Thursday, July 21, 2011

Eternal Struggles

Well that didn’t last long. Apparently the bloom is off the rose for the little guy’s toddler bed, as he has increasingly been challenging the very idea of bedtime in head-on manner, climbing out of bed and being escorted back multiple times per evening before finally resigning himself to making an half-hearted attempt at sleep. Gone is the irresistible allure of the Cars-bedecked bedframe and linens which not so long ago had the little guy snuzzling his head into his pillow with a beatific smile on his face. Gone, gone, may it rest in peace (because nobody in my house is going to).

Last night was by far the worst (so far). The little guy was compliant enough as far as getting into bed at the appointed time, but he wasn’t exactly smiling about it. And less than five minutes later he was up and about; when I went back upstairs to guide him back to his bed, he informed me that he was “done sleeping” and wanted me to come and wake him up. When I left his room and closed the door behind me for the second time, he started yelling (not screaming, there is a subtle but important difference) from his bed “Dad! Dad! Dad! Dad! Dad!” which went on for about a full minute, ignored by me, until he suddenly remembered he could get out of bed and open the door to his room and stand at the top of the stairs and keep yelling from there. Which he proceeded to do, and that was my cue to head upstairs and silently steer him back to bed. Which simply reset the cycle to the yelling-from-bed point, and this continued for about an hour or so.

It verged on heart-wrenching when, maybe the fifth or sixth time I was escorting him back to bed, the little guy started insisting, “Dad, I couldn’t keep up with you! I tried but I couldn’t keep up!” which of course made me feel extremely guilty about subjecting my child to feelings of abandonment. Maybe he had started to doze off and immediately went into an anxious, unpleasant dream state, one of those running-in-place nightmares, and I wasn’t doing much to comfort him by stonefacedly shoving him back under the covers over and over and over again. Fortunately not long after that he went from yelling “Dad! Dad! Dad! Dad! Dad!” to “Mack! Mack! Mack! Mack! Mack!” which clued me in that he was once again just playing out the plot to the first Cars movie, where Lightning McQueen falls off the back of his trusty tractor trailer Mack and can’t catch up again, thus ending up stranded in Radiator Springs. It’s theoretically possible, I suppose, that both interpretations might be true, and the little guy was feeling abandoned in his darkened bedroom and was using the vocabulary of Pixar’s anthropomorphic vehicles to articulate his emotional state, but given the little guy’s penchant for imaginary reenactments I tend to think he really was just bored.

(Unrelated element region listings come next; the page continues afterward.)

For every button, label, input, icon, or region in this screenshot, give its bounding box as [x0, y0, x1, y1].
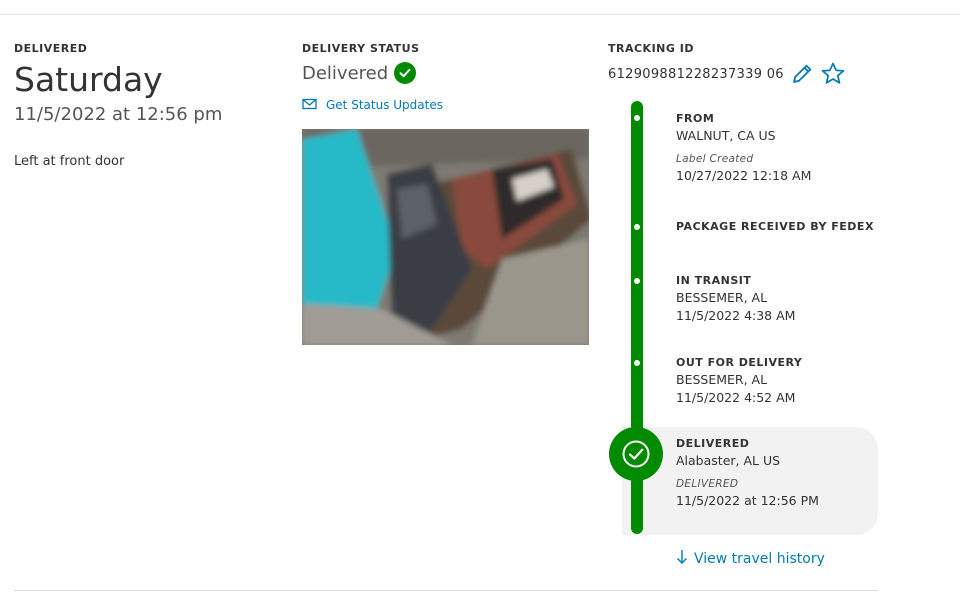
tracking-number: 612909881228237339 06: [608, 66, 784, 82]
timeline-event-out-for-delivery: OUT FOR DELIVERY BESSEMER, AL 11/5/2022 …: [676, 356, 802, 405]
event-location: WALNUT, CA US: [676, 128, 776, 143]
tracking-id-row: 612909881228237339 06: [608, 61, 846, 87]
delivery-status: Delivered: [302, 62, 417, 84]
timeline-event-from: FROM WALNUT, CA US Label Created 10/27/2…: [676, 112, 811, 183]
top-divider: [0, 14, 960, 15]
event-title: PACKAGE RECEIVED BY FEDEX: [676, 220, 874, 233]
get-status-updates-label: Get Status Updates: [326, 97, 443, 112]
event-note: Label Created: [676, 153, 754, 165]
delivery-status-label: DELIVERY STATUS: [302, 42, 420, 55]
event-title: FROM: [676, 112, 715, 125]
star-icon[interactable]: [820, 61, 846, 87]
event-location: Alabaster, AL US: [676, 453, 781, 468]
proof-of-delivery-photo[interactable]: [302, 129, 589, 345]
event-title: OUT FOR DELIVERY: [676, 356, 803, 369]
pencil-icon[interactable]: [790, 62, 814, 86]
timeline-event-delivered: DELIVERED Alabaster, AL US DELIVERED 11/…: [676, 437, 819, 508]
timeline-dot: [634, 224, 640, 230]
event-time: 11/5/2022 at 12:56 PM: [676, 493, 819, 508]
delivery-location-note: Left at front door: [14, 154, 125, 169]
arrow-down-icon: [676, 549, 688, 569]
delivery-datetime: 11/5/2022 at 12:56 pm: [14, 104, 223, 125]
timeline-dot: [634, 278, 640, 284]
get-status-updates-link[interactable]: Get Status Updates: [302, 95, 443, 114]
event-time: 11/5/2022 4:38 AM: [676, 308, 796, 323]
view-travel-history-label: View travel history: [694, 551, 825, 567]
check-circle-icon: [394, 62, 417, 84]
timeline-dot: [634, 360, 640, 366]
timeline-dot: [634, 115, 640, 121]
event-location: BESSEMER, AL: [676, 372, 768, 387]
event-title: DELIVERED: [676, 437, 750, 450]
envelope-icon: [302, 95, 318, 114]
event-location: BESSEMER, AL: [676, 290, 768, 305]
timeline-event-received: PACKAGE RECEIVED BY FEDEX: [676, 220, 874, 233]
bottom-divider: [14, 590, 878, 591]
event-time: 11/5/2022 4:52 AM: [676, 390, 796, 405]
event-title: IN TRANSIT: [676, 274, 752, 287]
delivery-status-value: Delivered: [302, 62, 389, 84]
tracking-id-label: TRACKING ID: [608, 42, 694, 55]
delivered-label: DELIVERED: [14, 42, 88, 55]
event-note: DELIVERED: [676, 478, 739, 490]
delivery-weekday: Saturday: [14, 60, 163, 99]
event-time: 10/27/2022 12:18 AM: [676, 168, 812, 183]
timeline-event-in-transit: IN TRANSIT BESSEMER, AL 11/5/2022 4:38 A…: [676, 274, 795, 323]
view-travel-history-link[interactable]: View travel history: [676, 549, 825, 569]
delivered-check-icon: [609, 427, 663, 481]
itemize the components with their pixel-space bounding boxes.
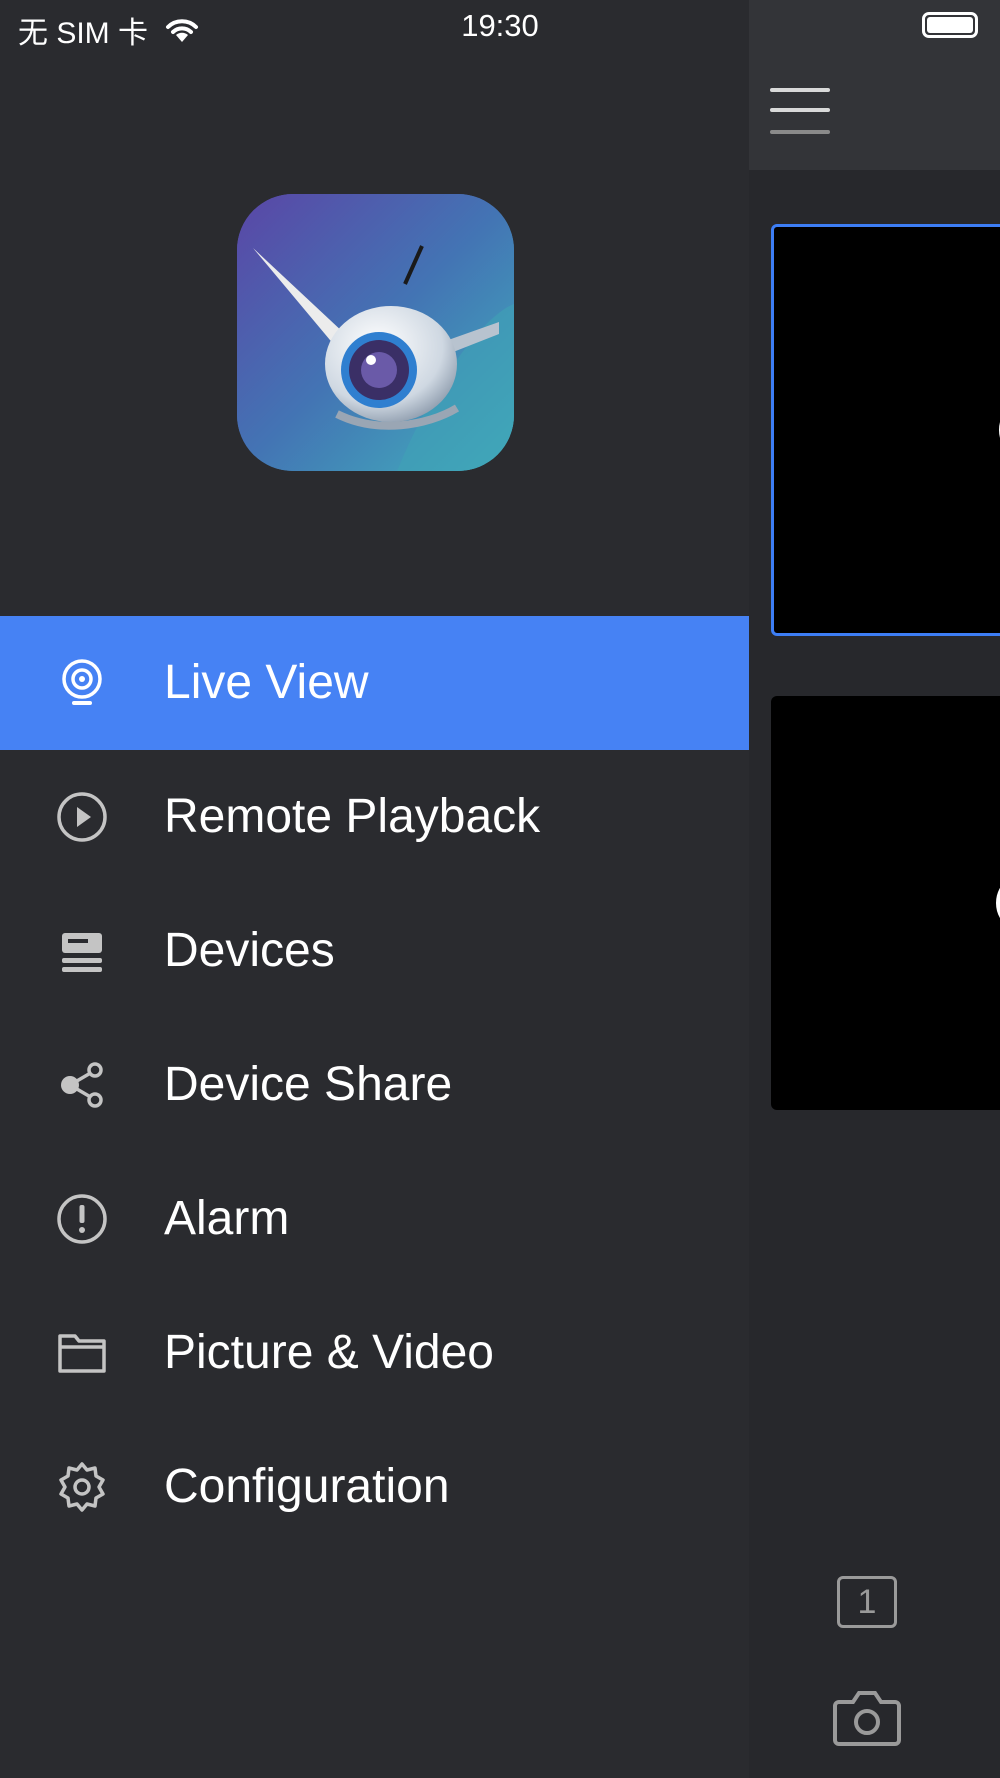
menu-line bbox=[770, 130, 830, 134]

At any rate, the battle of wills went on and on, until finally I remembered a tip my wife had passed along. The little guy may seem underwhelmed by his now-familiar sleeping arrangements, but he truly does love having a big boy pillow after years of a flat crib mattress, and thus the Ultimate Weapon entails threatening to take the pillow away if behavior is unacceptable. For the first hour post-bedtime I hadn’t spoken a word and barely looked at the little guy (which I totally admit is a strategy co-opted from Supernanny which is supposed to simultaneously reinforce that children have to stay in bed at bedtime and also circumvent blatant attention-seeking acting out) but with no end in sight I finally told the little guy that any more jumping out of bed would result in immediate loss of pillow. He fake-cried pretty loudly in protest for a long interval after that, but all from within the confines of the bed itself, and finally he fell asleep. So, score one for the Wave Motion Gun (which, as always, I really should have just busted out at the beginning).

We mu-u-u-ust be strong and bra-a-a-ave/Our ho-o-o-ome we've got to sa-a-a-ave!
I know this is just a phase he’s going through and even now, less than 24 hours later, I find it if not awesomely hilarious at least appreciably farcical. I also know I simply need to hang in there and not buckle or cave, so this isn’t a desperate cry for help or anything, just standard venting.

In other exciting news, this morning the little girl rolled from her stomach to her back for the very first time! I haven’t delved into the pediatric percentile assessments or anything but it seems subjectively like she’s coming along super-fast in the motor skills. Of course that means it’s becoming ever more perilous to set her down someplace and turn my attention elsewhere even for a second … which makes it extremely difficult to constantly, oh, say, run up and down the stairs because I have to keep corralling a toddler who won’t stay in bed. But so it goes.